Israël finira-t-il par découvrir les limites de son pouvoir ? Telle est la question. C’est possible. Si Israël envahit le Liban, ce qui a une chance sur deux d’arriver, il est probable qu’il s’enlise dans la bande de Gaza ; des destructions massives s’ajouteront alors à celles ayant déjà eu lieu. Ils peuvent certes envahir le Liban mais il ne peuvent pas gagner ; aucune chance ici qu’Israël gagne. Il y a aussi la possibilité que l’Iran et ses milices s’impliquent, les milices chiites de Syrie, les Houthis et de dieu sait où. Israël finira-t-il alors par comprendre qu’il a atteint les limites de son pouvoir ? Peut-être. Mais mon sentiment est que les choses ne se passeront pas ainsi. Je pense qu’à long terme, il y aura une annexion rampante de certaines parties de Gaza. Ce processus a commencé puisque, à ce jour, 20 % de la bande de Gaza a été arrachée aux Palestiniens pour servir de barrière de sécurité. La même chose a lieu, de plus en plus, en Cisjordanie. Le plus probable est donc qu’Israël transforme la Cisjordanie en Gaza, et Gaza en Cisjordanie : Israël cherchera à disposer de forces de collaboration à Gaza tandis que les destructions se multiplieront en Cisjordanie. Et nous deviendrons, si rien n’est fait pour l’arrêter, un véritable État d’apartheid. Tout cela peut se réaliser mais combien de temps un tel ordre politique peut-t-il tenir ? C’est une autre question. Si cela se produit, s’il n’y a pas de pressions suffisantes pour arrêter ce processus car les condamnations internationales ne changent rien et n’arrêtent pas ces gens, alors... Je pense que je n’en verrais pas la fin de mon vivant car cela peut durer vingt ou trente ans. Mais, à long terme, ça ne durera pas et la société israélienne s’affaiblira car une grande partie de ses talents quittera le pays. La plupart des gens resteront, mais d’autres partiront comme ils sont déjà nombreux à le faire. Le pays deviendra alors une sorte d’État paria ; et plus il s’affaiblira, plus il sera facile d’en faire un État paria. Il y aura logiquement moins d’intérêt international à le soutenir.

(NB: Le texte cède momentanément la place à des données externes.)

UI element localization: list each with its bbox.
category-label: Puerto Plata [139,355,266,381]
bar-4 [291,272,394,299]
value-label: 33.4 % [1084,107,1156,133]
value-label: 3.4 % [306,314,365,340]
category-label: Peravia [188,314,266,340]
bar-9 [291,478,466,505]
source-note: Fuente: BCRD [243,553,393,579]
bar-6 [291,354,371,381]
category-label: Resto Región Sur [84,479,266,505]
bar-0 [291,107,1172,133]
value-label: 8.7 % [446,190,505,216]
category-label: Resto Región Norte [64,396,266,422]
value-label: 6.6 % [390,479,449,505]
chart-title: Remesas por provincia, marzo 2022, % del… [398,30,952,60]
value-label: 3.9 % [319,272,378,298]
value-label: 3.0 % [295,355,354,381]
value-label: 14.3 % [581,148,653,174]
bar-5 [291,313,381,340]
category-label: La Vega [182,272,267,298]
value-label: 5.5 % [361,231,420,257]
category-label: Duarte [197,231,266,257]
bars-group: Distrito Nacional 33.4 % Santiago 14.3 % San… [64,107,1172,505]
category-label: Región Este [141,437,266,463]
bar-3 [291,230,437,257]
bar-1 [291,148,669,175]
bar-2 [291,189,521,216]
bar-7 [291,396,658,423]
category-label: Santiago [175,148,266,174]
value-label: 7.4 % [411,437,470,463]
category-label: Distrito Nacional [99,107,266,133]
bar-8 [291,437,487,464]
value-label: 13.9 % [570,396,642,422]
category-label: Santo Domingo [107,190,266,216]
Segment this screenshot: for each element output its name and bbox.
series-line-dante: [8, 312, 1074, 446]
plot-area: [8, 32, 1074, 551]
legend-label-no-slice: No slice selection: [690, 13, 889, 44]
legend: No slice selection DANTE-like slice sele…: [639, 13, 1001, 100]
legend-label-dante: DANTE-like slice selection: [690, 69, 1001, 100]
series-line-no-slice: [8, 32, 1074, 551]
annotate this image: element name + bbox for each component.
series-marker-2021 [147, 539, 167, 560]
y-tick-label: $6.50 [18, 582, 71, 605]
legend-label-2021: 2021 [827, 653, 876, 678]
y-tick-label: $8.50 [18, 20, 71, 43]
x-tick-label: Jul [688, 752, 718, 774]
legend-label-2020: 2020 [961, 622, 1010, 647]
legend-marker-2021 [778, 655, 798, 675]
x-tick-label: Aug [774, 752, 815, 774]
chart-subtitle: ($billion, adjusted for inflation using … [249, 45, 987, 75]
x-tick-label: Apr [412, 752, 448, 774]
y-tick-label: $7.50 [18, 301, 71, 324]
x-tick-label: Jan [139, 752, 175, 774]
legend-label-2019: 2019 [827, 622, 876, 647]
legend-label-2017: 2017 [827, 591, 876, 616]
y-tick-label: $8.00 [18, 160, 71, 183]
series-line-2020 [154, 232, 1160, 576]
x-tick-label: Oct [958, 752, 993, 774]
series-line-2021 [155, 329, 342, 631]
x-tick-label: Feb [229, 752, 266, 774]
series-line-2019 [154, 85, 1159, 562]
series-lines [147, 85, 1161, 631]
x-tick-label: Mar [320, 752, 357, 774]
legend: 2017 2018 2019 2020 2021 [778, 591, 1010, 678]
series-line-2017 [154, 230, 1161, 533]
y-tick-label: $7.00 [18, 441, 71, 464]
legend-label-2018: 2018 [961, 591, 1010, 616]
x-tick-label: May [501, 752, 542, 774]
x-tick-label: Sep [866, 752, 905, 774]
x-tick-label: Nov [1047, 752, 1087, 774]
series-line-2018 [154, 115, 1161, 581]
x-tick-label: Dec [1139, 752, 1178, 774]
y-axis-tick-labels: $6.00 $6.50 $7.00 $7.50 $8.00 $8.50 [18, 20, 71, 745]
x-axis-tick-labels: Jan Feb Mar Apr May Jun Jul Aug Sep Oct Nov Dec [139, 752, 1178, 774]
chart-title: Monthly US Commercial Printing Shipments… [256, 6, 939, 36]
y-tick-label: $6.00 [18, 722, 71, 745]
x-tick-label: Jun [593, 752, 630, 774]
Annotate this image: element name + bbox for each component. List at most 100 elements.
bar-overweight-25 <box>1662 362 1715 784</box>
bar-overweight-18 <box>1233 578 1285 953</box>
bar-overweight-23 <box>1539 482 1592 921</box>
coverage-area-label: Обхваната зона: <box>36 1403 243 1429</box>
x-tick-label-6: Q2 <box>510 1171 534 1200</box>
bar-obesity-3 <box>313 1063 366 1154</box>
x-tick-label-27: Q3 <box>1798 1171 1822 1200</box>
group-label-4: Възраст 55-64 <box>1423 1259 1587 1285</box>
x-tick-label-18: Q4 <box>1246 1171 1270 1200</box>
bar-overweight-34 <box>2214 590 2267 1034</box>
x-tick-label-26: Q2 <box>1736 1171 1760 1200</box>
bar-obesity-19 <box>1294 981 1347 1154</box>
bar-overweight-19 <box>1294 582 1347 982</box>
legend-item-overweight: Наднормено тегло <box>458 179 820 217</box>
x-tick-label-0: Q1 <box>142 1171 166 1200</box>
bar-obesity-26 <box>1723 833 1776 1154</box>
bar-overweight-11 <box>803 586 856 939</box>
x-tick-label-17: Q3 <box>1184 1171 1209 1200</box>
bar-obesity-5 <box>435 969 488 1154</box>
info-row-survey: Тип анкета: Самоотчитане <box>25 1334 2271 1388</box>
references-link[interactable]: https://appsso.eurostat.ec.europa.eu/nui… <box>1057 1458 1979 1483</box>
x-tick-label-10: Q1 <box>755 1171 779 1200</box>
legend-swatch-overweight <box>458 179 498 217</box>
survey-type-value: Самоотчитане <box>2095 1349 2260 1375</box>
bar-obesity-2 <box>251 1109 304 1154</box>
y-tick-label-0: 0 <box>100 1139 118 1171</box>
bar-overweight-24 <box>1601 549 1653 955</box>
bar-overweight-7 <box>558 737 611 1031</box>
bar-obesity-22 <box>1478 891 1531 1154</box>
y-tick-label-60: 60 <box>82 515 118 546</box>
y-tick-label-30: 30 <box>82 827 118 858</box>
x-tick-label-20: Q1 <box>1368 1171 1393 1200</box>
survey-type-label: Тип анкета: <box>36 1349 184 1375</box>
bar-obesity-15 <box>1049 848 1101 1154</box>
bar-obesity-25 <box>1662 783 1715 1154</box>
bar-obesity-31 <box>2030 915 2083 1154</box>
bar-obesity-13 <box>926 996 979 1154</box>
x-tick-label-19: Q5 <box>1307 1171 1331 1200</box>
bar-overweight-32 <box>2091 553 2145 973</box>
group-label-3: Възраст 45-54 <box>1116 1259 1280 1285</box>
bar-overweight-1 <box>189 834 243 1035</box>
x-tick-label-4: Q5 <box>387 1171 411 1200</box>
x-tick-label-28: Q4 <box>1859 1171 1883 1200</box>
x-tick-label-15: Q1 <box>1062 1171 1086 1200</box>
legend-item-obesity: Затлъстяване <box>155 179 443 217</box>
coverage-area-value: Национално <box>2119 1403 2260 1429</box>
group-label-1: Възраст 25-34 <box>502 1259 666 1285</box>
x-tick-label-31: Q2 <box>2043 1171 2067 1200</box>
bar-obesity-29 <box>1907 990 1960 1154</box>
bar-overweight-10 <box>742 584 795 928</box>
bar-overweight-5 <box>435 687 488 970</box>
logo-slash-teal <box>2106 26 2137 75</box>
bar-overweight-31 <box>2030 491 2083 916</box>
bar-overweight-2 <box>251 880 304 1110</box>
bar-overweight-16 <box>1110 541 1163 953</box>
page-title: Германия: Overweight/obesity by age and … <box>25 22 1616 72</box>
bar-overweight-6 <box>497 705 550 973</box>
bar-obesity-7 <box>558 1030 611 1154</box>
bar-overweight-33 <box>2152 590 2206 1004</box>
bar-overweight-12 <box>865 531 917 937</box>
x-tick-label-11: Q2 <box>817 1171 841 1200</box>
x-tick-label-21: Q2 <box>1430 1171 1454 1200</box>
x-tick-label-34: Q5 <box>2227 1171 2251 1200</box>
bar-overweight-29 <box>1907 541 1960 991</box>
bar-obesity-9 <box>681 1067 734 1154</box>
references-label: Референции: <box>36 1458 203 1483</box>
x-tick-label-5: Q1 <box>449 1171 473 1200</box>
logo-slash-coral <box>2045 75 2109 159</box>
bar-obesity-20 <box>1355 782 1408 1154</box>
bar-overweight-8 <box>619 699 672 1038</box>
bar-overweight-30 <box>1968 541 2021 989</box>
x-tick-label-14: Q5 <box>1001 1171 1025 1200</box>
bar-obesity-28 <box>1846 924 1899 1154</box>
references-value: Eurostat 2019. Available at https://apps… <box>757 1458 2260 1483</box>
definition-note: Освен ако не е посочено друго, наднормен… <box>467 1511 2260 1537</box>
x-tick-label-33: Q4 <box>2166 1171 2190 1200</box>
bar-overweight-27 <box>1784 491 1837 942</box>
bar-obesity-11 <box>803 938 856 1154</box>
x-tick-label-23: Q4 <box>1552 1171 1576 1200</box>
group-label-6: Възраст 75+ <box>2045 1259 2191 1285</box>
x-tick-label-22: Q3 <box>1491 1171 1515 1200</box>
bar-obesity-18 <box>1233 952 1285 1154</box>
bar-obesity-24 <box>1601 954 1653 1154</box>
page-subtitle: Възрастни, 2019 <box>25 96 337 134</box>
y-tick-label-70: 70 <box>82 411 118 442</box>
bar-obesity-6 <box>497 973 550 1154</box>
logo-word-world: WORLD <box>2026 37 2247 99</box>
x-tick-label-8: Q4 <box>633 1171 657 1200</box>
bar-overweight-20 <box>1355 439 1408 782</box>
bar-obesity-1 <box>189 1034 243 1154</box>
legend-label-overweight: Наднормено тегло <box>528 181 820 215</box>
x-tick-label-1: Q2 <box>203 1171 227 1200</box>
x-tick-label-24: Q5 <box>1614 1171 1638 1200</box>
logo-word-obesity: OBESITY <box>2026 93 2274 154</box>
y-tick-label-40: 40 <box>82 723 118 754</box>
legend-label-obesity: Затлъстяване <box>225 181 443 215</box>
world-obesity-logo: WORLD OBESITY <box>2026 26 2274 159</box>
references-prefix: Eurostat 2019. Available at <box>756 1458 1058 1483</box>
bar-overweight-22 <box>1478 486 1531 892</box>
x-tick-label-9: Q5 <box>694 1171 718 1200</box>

Il finira éventuellement par imploser et peut-être qu’il y aura, enfin, une sorte d’État binational ou autre. Mais cela se fera au prix d’une souffrance, d’un appauvrissement et d’une douleur considérables pour toutes les parties concernées, et bien plus encore pour les Palestiniens. Les États arabes ne feront rien pour remédier à la situation et vous, les européens, vous ne pourrez pas les aider non plus. Je pense donc que la trajectoire n’est pas d’arrêter le génocide par la défaite. Je pense par ailleurs, qu’il ne sera jamais officiellement défini en tant que tel car la Cour internationale de justice n’aura pas les documents nécessaires pour le prouver ; en l’absence de toute documentation officielle israélienne, il sera plus facile pour elle de ne pas statuer sur l’existence d’un génocide . Je pense donc que les mauvais acteurs peuvent s’en tirer au prix d’une aggravation considérable de la situation de leur propre société.
J’ai également une question concernant le lien entre ce que vous venez de dire et ce que vous avez dit précédemment, à savoir que l’occupation corrompt la société . Vous avez dit, nous l’entendons souvent, que Netanyahou pourrait aller en prison à la fin de la guerre. J’ai le sentiment que ce propos repose toujours sur cette idée qu’Israël est un pays démocratique doté d’institutions judiciaires fortes. Or, quand je pense à ce qui se passe en Cisjordanie ou à Ben Gvir [5] et sa police qui ressemble toujours plus à une sorte de milice, je ne vois rien de tel. je voulais donc vous demander dans quelle mesure les propos selon lesquels Netanyahou irait en prison peuvent se concrétiser ? Indépendamment de cela, parce que je suis d’accord avec vous, Netanyahou n’est peut-être pas si important dans cette discussion puisque, vous l’avez dit, s’il tombait mort demain, il est possible que rien ne change, je voudrais vous demander dans quelle mesure le cours historique qu’Israël semble suivre s’accélère toujours davantage vers un type d’État complètement différent ?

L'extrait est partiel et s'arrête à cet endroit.